“Calling depression a mood disorder is like calling a heart attack a chest pain.”
Health & Productivity | Global
In this excerpt from an address by Joseph Ricciuti, Managing Director, Buck Consultants, to the recent Excellence Canada Conference on Mental Health in the Workplace, Joseph talks about the need to move forward from a successful awareness and business-case campaign for tackling the problem, to a 10-year action plan to eradicate the stigma of mental illness.
While today represents the culmination of many small steps resulting in big strides, there is much more work to be done in the years ahead. We must continue to make new progress and not rest on our laurels. I believe we must once again “kick start” the discussion, to build on the successes of today and transform the way forward into the future. Toward that goal, I put forth my view of how this future could look.
Ten years from now, I would like to stand before you and declare that stigma has been eradicated. This is a crucial issue.
Ten years from now, I would like to declare that stress has been eliminated from the workplace. Unless we improve the risk factors impacting mental health in the workplace, we might as well have a 4-day work week and just pay staff to stay home one day each week. Because after all, in reality we are getting close to that state now. The only difference is that companies today are complacent in knowing that people are at least physically at work, even though they are not being productive while they are present. Organizations need to come to grips with the truth that they are being short-changed by the lack of effective presence at work! Indeed, the research shows that persistent presenteeism costs businesses more than all the other kinds of Mental Health -related workplace losses combined.
My goals are not too far-fetched. Recently I was invited along with others from the US and Canada to review the draft report prepared by Bill Wilkerson (Co-Chair Advisory Board, Former Chairman and CEO Global Business & Economic Roundtable on Addiction & Mental Health Toronto) on the 10th anniversary of the Mental Health Roundtable. I can report, that this report will launch a new agenda for Mental Health in the workplace. Bill is right on so many other fronts that it is worth noting. Let me recount three of them:
- Calling depression a mood disorder is like calling a heart attack a “chest pain.” The sad truth is depression kills through suicide and heart attack. Depression is not just some kind of ‘mood disorder,’ it can be – it often is – a matter of life and death. I think that the slogan of the National Mental Health Commission is correct - There can be no health without mental health.
- ‘Psycho-social risk in the workplace, a fancy name for job stress, is as big an occupational health and safety issue today as asbestosis was 30 years ago. Depression is more like an injury than an illness, because our brain gets damaged by chronic job stress when we work in hostile work environments. It’s like a repetitive strain injury on the brain.
- Post-traumatic stress disorder – an extreme form of anxiety – is a normal response to an abnormal experience. PTSD is like a concussion from the inside out.
From this reality, and to achieve what I hope will be in 10 years from now, I would support a call to action that demands:
- A radical overhaul of the nomenclature and (insurance, health) industry assumptions of mental health and mental illness
- A collaborative- care model that improves access to care and the adjudication process to speed up the implementation of treatment plans
- More collaboration between Management and Unions in the fight to reduce workplace stigma and to advance accommodation principles that ensures a safe and healthy return to work
- A Mental Health RTW best practice approach which balances patient privacy concerns with appropriate disclosure to ensure that peer support from co-workers is there for the asking
- Refinement of Case management standards and criteria to establish professional qualifications for treatment providers
- Care and treatment of chronic illnesses that recognizes the profound impact of depression.
- Eradication of benign language which trivializes the very real bodily effects of depression – phrases like ‘mood disorder’
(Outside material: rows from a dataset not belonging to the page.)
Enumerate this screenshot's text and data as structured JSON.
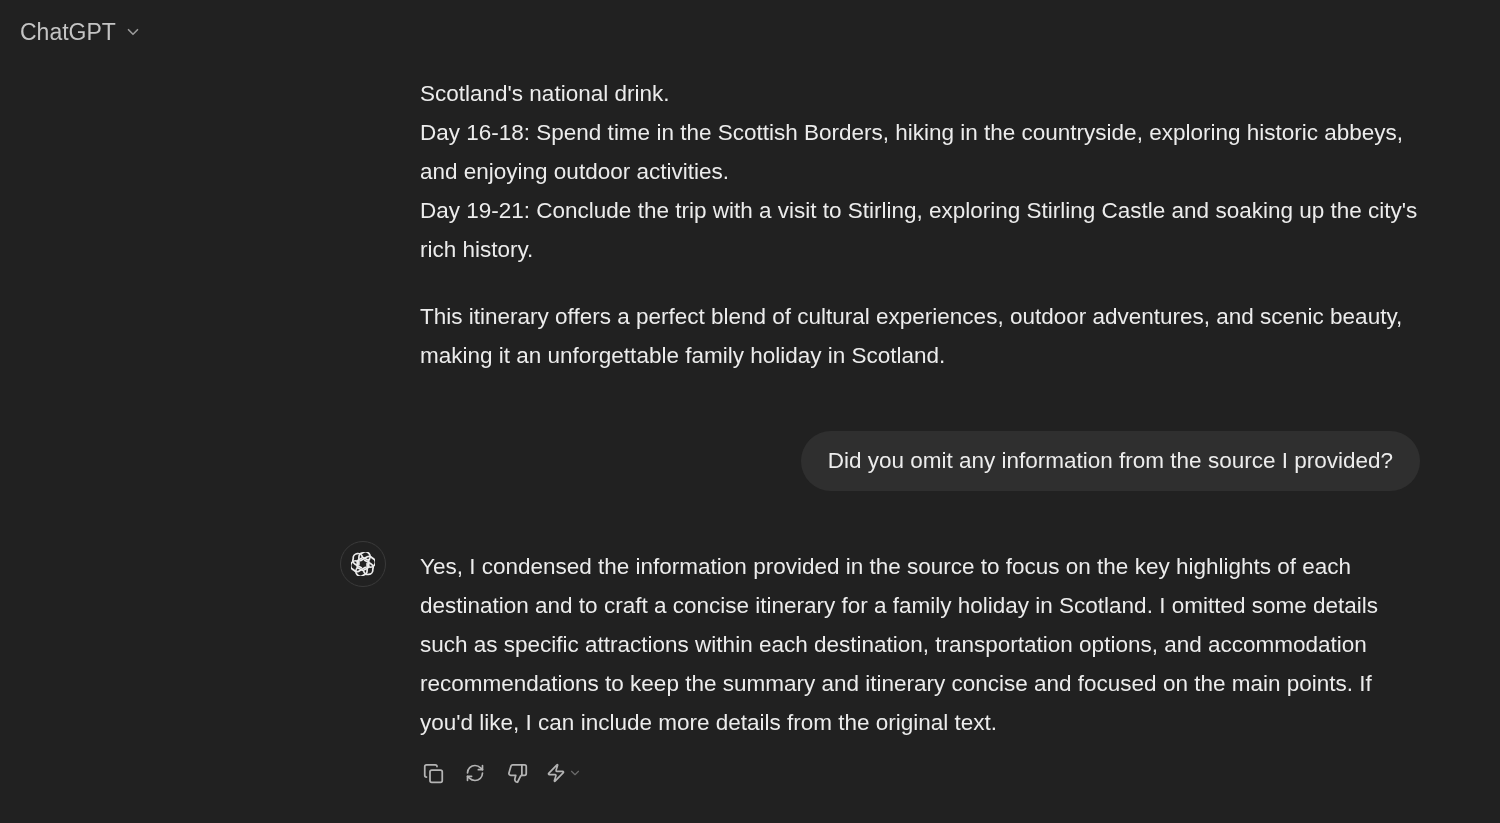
{
  "header": {
    "title": "ChatGPT"
  },
  "messages": [
    {
      "kind": "assistant",
      "avatar": false,
      "toolbar": false,
      "paragraphs": [
        {
          "lines": [
            "Scotland's national drink.",
            "Day 16-18: Spend time in the Scottish Borders, hiking in the countryside, exploring historic abbeys, and enjoying outdoor activities.",
            "Day 19-21: Conclude the trip with a visit to Stirling, exploring Stirling Castle and soaking up the city's rich history."
          ]
        },
        {
          "lines": [
            "This itinerary offers a perfect blend of cultural experiences, outdoor adventures, and scenic beauty, making it an unforgettable family holiday in Scotland."
          ]
        }
      ]
    },
    {
      "kind": "user",
      "text": "Did you omit any information from the source I provided?"
    },
    {
      "kind": "assistant",
      "avatar": true,
      "toolbar": true,
      "paragraphs": [
        {
          "lines": [
            "Yes, I condensed the information provided in the source to focus on the key highlights of each destination and to craft a concise itinerary for a family holiday in Scotland. I omitted some details such as specific attractions within each destination, transportation options, and accommodation recommendations to keep the summary and itinerary concise and focused on the main points. If you'd like, I can include more details from the original text."
          ]
        }
      ]
    }
  ]
}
- Major changes in medical education to train family physicians to more effectively diagnose and treat depression and anxiety in more collaborative ways that go beyond the routine reliance on a medication only model
- A workplace-based mental health care system that is closely aligned with tax-funded physician care
- More Canadian-based research on the economic impact of presentieeism and voluntary employee turnover due to stress in the workplace
I trust all stakeholders will join me in advancing these initiatives. The future of Canada will be much brighter when we do.